Efforts of community volunteers are felt daily within local schools. Some coach Indian River School District sports teams. Others serve as mentors for students of all ages in every district school. A few provide monetary support and tools necessary to facilitate the educational growth of those students.
Volunteer representatives of the Lord Baltimore Woman’s Club visited Frankford Elementary last Friday to throw a Valentine’s party for some first-grade students and to present teachers with computer programs that create helpful learning tools.
Some of those programs allow teachers to create cutouts that feature a word printed next to a picture that illustrates the word. While such tools are especially helpful for students with hearing disabilities, the program helps students of all levels learn quickly by way of visual association, teachers and students said last week.
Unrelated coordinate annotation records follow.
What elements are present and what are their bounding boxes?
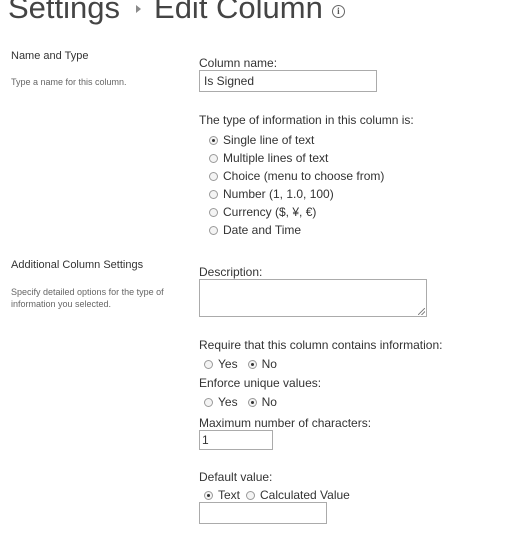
radio-default-text[interactable] [204, 490, 213, 500]
section-description-name-and-type: Type a name for this column. [11, 77, 127, 87]
default-value-text-label: Text [218, 488, 241, 502]
require-options: Yes No [204, 355, 287, 373]
require-no-label: No [261, 357, 277, 371]
section-title-name-and-type: Name and Type [11, 50, 89, 62]
type-option-currency[interactable]: Currency ($, ¥, €) [209, 203, 384, 221]
type-option-label: Multiple lines of text [223, 151, 329, 165]
unique-no-label: No [261, 395, 277, 409]
type-options: Single line of text Multiple lines of te… [209, 131, 384, 239]
radio-currency[interactable] [209, 207, 218, 217]
type-option-label: Date and Time [223, 223, 302, 237]
radio-require-no[interactable] [247, 359, 257, 369]
section-description-additional-settings: Specify detailed options for the type of… [11, 287, 164, 309]
breadcrumb-settings[interactable]: Settings [8, 0, 120, 28]
radio-default-calculated[interactable] [246, 490, 256, 500]
type-option-label: Choice (menu to choose from) [223, 169, 385, 183]
max-chars-input[interactable]: 1 [199, 430, 273, 450]
unique-label: Enforce unique values: [199, 376, 322, 390]
info-icon[interactable]: i [331, 4, 345, 18]
type-option-label: Single line of text [223, 133, 315, 147]
column-name-label: Column name: [199, 56, 278, 70]
breadcrumb-current: Edit Column [154, 0, 323, 25]
column-name-input[interactable]: Is Signed [199, 70, 377, 92]
default-value-label: Default value: [199, 470, 273, 484]
unique-no[interactable]: No [247, 393, 277, 411]
require-no[interactable]: No [247, 355, 277, 373]
unique-yes[interactable]: Yes [204, 393, 238, 411]
breadcrumb-separator-icon [136, 5, 142, 13]
radio-date-time[interactable] [209, 225, 218, 235]
default-value-input[interactable] [199, 502, 327, 524]
require-label: Require that this column contains inform… [199, 338, 443, 352]
type-option-multiple-lines[interactable]: Multiple lines of text [209, 149, 384, 167]
type-option-label: Number (1, 1.0, 100) [223, 187, 334, 201]
unique-yes-label: Yes [218, 395, 238, 409]
type-option-choice[interactable]: Choice (menu to choose from) [209, 167, 384, 185]
radio-multiple-lines[interactable] [209, 153, 218, 163]
max-chars-label: Maximum number of characters: [199, 416, 372, 430]
radio-unique-yes[interactable] [204, 397, 213, 407]
type-option-label: Currency ($, ¥, €) [223, 205, 317, 219]
radio-unique-no[interactable] [247, 397, 257, 407]
type-label: The type of information in this column i… [199, 113, 414, 127]
description-label: Description: [199, 265, 263, 279]
radio-number[interactable] [209, 189, 218, 199]
section-title-additional-settings: Additional Column Settings [11, 259, 144, 271]
resize-grip-icon[interactable] [418, 308, 425, 315]
require-yes-label: Yes [218, 357, 238, 371]
type-option-single-line[interactable]: Single line of text [209, 131, 384, 149]
radio-choice[interactable] [209, 171, 218, 181]
default-value-calculated-label: Calculated Value [260, 488, 350, 502]
type-option-date-time[interactable]: Date and Time [209, 221, 384, 239]
radio-single-line[interactable] [209, 135, 218, 145]
page-title: Settings Edit Column i [8, 0, 345, 28]
description-textarea[interactable] [199, 279, 427, 317]
unique-options: Yes No [204, 393, 287, 411]
type-option-number[interactable]: Number (1, 1.0, 100) [209, 185, 384, 203]
radio-require-yes[interactable] [204, 359, 213, 369]
require-yes[interactable]: Yes [204, 355, 238, 373]
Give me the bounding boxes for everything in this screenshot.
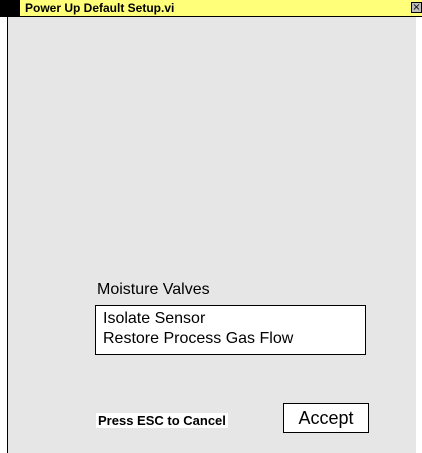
esc-cancel-hint: Press ESC to Cancel	[96, 413, 228, 428]
moisture-valves-label: Moisture Valves	[97, 281, 210, 298]
window-menu-block[interactable]	[0, 0, 20, 16]
window-title: Power Up Default Setup.vi	[25, 1, 175, 15]
right-window-edge	[416, 17, 422, 453]
title-bar[interactable]: Power Up Default Setup.vi ×	[0, 0, 422, 17]
left-window-edge	[0, 17, 8, 453]
list-item-isolate-sensor[interactable]: Isolate Sensor	[103, 309, 365, 329]
moisture-valves-listbox[interactable]: Isolate Sensor Restore Process Gas Flow	[95, 305, 366, 355]
accept-button[interactable]: Accept	[283, 403, 369, 433]
vi-window: Power Up Default Setup.vi × Moisture Val…	[0, 0, 422, 453]
close-icon[interactable]: ×	[411, 2, 422, 13]
list-item-restore-process-gas-flow[interactable]: Restore Process Gas Flow	[103, 329, 365, 349]
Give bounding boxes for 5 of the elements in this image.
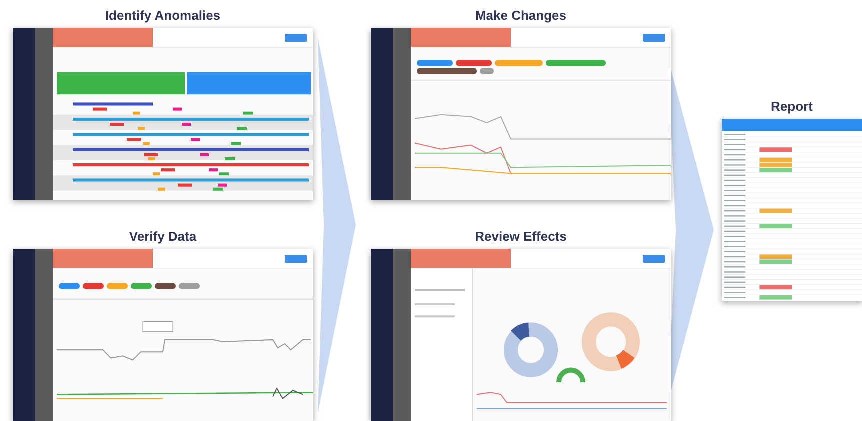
step-title: Verify Data xyxy=(129,228,197,246)
step-title: Make Changes xyxy=(475,7,567,25)
step-title: Report xyxy=(771,98,813,116)
step-title: Identify Anomalies xyxy=(105,7,221,25)
step-title: Review Effects xyxy=(475,228,567,246)
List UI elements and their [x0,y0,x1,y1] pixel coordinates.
“It really helps,” said Caroline Hevner, a fourth-year Frankford special education teacher. “It makes it all visual. It helps every single one of them,” she added, and “makes a world of difference.”
OrVontae Dismuke, a first-grader at the elementary school, briefly left his Valentine’s Day candy unattended to add his opinion.
“They help me read,” he said. “If I don’t know the word, I can look for it. (The pictures) help me find the words.”
The woman’s club provided tools, including an FM radio and an amplifier, early last year to help hard-of-hearing Frankford students. There are currently seven students in Frankford’s Hard of Hearing and Profoundly Deaf Program (HHPD) and 30 district-wide. The presentation Friday was just an extension of a partnership, which will not end soon, according to one club official.
“This is an ongoing project,” said Peggy Bird, the group’s educational coordinator. “As long as they’ll have us, we’ll be here.”
Corinne Elliott, head of Frankford’s HHPD program, said the tools presented last week were especially helpful for the students with hearing disabilities.
“We’re probably the major classroom using it in this school,” Elliott said. “When you have a picture associated with the vocabulary, it really helps them. It gives them a visual.”
Program addendums presented last week also help teachers create lists of vocabulary words or schoolwork bulletins to take home to their parents, many of whom are Spanish-speaking and are just beginning to assimilate to the school.
Only two of the HHPD students’ parents speak English, Elliott said, but all of them attend Friday work sessions to help learn the language and the work their children are asked to complete in and out of the classroom.
With the take-home tools, the student-parent educational process continues at home, teachers have said.
“It’s used to help with the communication gap,” Elliott said of some of the tools. “The whole idea is to help their confidence and independence.”